アワー・ミュージック

正しいヒマの過ごし方。楽しいお金の使い方。

あの子のことが好きなのは

昨日、今年初めての素麺を彼女と二人で食べた。揖保乃糸と迷ったんだけど、って言いながら彼女が安い素麺を買ってきた。僕はどっちでもいいよって思ったから、どっちでもいいよって言った。俺はあんまり食べ物の味がわからないから、安くても気にならないし、高かったら高かったで特別感があって嬉しいから、どっちでもよかった。人生は選択の連続だと言うけれど、どっちでもいいことって以外と多いよなって最近なんとなく思う。なんとなく思うだけだから、それ以上の広がりはないんだけど、少し心が軽くなる。

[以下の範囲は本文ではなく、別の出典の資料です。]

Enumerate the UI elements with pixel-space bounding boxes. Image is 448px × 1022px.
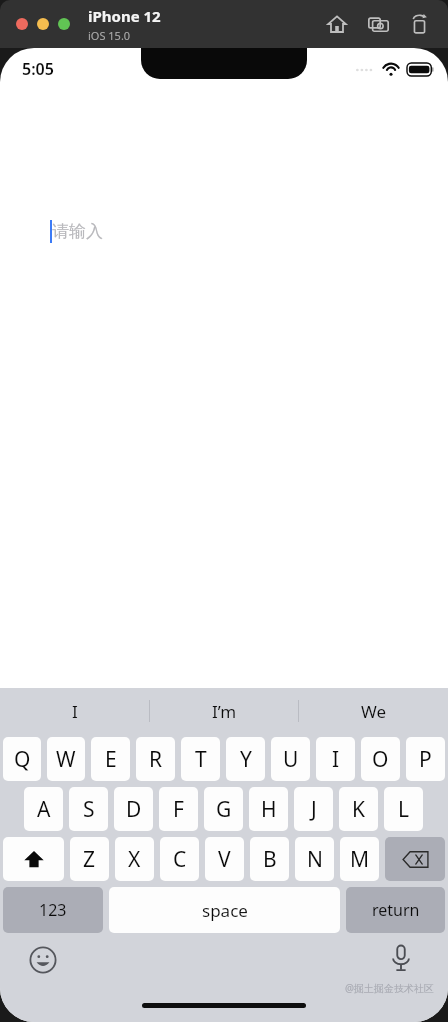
staticText: B	[263, 845, 277, 874]
button[interactable]: space	[109, 887, 340, 933]
staticText: 请输入	[52, 221, 103, 242]
button[interactable]: C	[160, 837, 199, 881]
staticText: F	[173, 795, 184, 824]
button[interactable]: I	[0, 688, 150, 734]
button[interactable]: O	[361, 737, 400, 781]
staticText: return	[372, 899, 420, 921]
button[interactable]: L	[384, 787, 423, 831]
button[interactable]: I’m	[150, 688, 299, 734]
staticText: H	[261, 795, 277, 824]
button[interactable]: T	[181, 737, 220, 781]
staticText: G	[216, 795, 232, 824]
staticText: 5:05	[22, 58, 54, 80]
button[interactable]	[16, 18, 28, 30]
button[interactable]: S	[69, 787, 108, 831]
button[interactable]: We	[299, 688, 448, 734]
button[interactable]: V	[205, 837, 244, 881]
staticText: iPhone 12	[88, 6, 161, 26]
button[interactable]: return	[346, 887, 445, 933]
button[interactable]: D	[114, 787, 153, 831]
button[interactable]: U	[271, 737, 310, 781]
button[interactable]: K	[339, 787, 378, 831]
button[interactable]: B	[250, 837, 289, 881]
button[interactable]: G	[204, 787, 243, 831]
button[interactable]: Z	[70, 837, 109, 881]
button[interactable]: J	[294, 787, 333, 831]
staticText: A	[37, 795, 51, 824]
button[interactable]: P	[406, 737, 445, 781]
button[interactable]: I	[316, 737, 355, 781]
staticText: U	[283, 745, 299, 774]
button[interactable]: F	[159, 787, 198, 831]
button[interactable]: H	[249, 787, 288, 831]
staticText: Q	[14, 745, 31, 774]
staticText: T	[195, 745, 207, 774]
button[interactable]	[58, 18, 70, 30]
button[interactable]: A	[24, 787, 63, 831]
button[interactable]: Emoji	[26, 943, 60, 977]
staticText: M	[350, 845, 370, 874]
staticText: P	[419, 745, 432, 774]
staticText: V	[218, 845, 231, 874]
staticText: iOS 15.0	[88, 28, 131, 43]
button[interactable]: E	[91, 737, 130, 781]
button[interactable]: M	[340, 837, 379, 881]
button[interactable]: Dictate	[384, 941, 418, 975]
button[interactable]: Home	[322, 9, 352, 39]
staticText: C	[173, 845, 187, 874]
staticText: X	[128, 845, 141, 874]
staticText: I	[72, 700, 78, 723]
button[interactable]: Shift	[3, 837, 64, 881]
staticText: Z	[83, 845, 96, 874]
staticText: 123	[39, 899, 67, 921]
staticText: R	[149, 745, 163, 774]
button[interactable]: 123	[3, 887, 103, 933]
button[interactable]: Rotate	[404, 9, 434, 39]
staticText: space	[202, 899, 248, 922]
button[interactable]: W	[47, 737, 85, 781]
button[interactable]: Delete	[385, 837, 445, 881]
staticText: We	[361, 700, 387, 723]
button[interactable]: Q	[3, 737, 41, 781]
button[interactable]: N	[295, 837, 334, 881]
staticText: L	[398, 795, 410, 824]
staticText: S	[83, 795, 95, 824]
staticText: W	[56, 745, 76, 774]
staticText: N	[307, 845, 323, 874]
button[interactable]	[37, 18, 49, 30]
staticText: E	[105, 745, 117, 774]
staticText: I’m	[212, 700, 237, 723]
button[interactable]: Y	[226, 737, 265, 781]
button[interactable]: X	[115, 837, 154, 881]
button[interactable]: R	[136, 737, 175, 781]
staticText: K	[352, 795, 365, 824]
staticText: O	[372, 745, 389, 774]
button[interactable]: 请输入	[50, 220, 103, 243]
staticText: J	[311, 795, 317, 824]
button[interactable]: Screenshot	[363, 9, 393, 39]
staticText: D	[126, 795, 142, 824]
staticText: I	[332, 745, 340, 774]
staticText: @掘土掘金技术社区	[345, 981, 434, 995]
staticText: Y	[240, 745, 252, 774]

最近、大変なことも多いけど、社会って大変だね。大人って大変だね。とか言いながらでも、この子と一緒にご飯が食べられたら、他のことはどっちでもいいじゃんって思う。パンにジャムを塗ったり(僕はフルーツが食べられないので砂糖をぶっかけたりする)、魚を焼いたり、たまには餃子を一緒に作ったりとかできたら、それでいい。寝る前には100円で買った中古の文庫本や漫画を読んだり、旧作のレンタルビデオを観たりしてさ。3000円くらいの家庭用プラネタリウムとか買って、思い出した時に眺めたりさ。見通しが甘いって、誰かに怒られそうだな。

自分にはあんまり生命力がないということを再認識している。バイタリティ命みたいな業界ばかり見ていたからかもしれないけど、ホタル程度の生命力しか持っていないと感じる。涼しい季節になって、過ごしやすい気候になると外に現れて、暗くなると、少し光って、すぐにくたばる。久しぶりの友人に会ったりすると、元気?って聞かれる。元気じゃないよって言うと心配されるから、元気だよって答えるけど、別に元気ではない。今まで生きてきて元気だった時間は20%くらいで、80%の時間は元気がないまま過ごしてきた。だから元気じゃなくてもそれが普通だから心配しないでって言いたいけど、回りくどいから、元気だよって言う。元気じゃないといけないのかなって少し考える。ポジティブな人と、ネガティブな人。どちらがより多くの人に好かれるかといったら、それはポジティブな人なのは間違いないけど、僕がどちらが好きかと言われたら、ちょっと困る。元気はないけど、楽しいということが僕には結構ある。そういうささやかなぐっとくる瞬間が、突き詰めれば詩になるのでは、なんてことにぼんやり思い当たる。あの子のことが好きなのは、赤いタンバリンを上手に打つからじゃなくて、生命力が僕とちょうど同じくらいだからじゃないかな、ということをちょっと考えてる。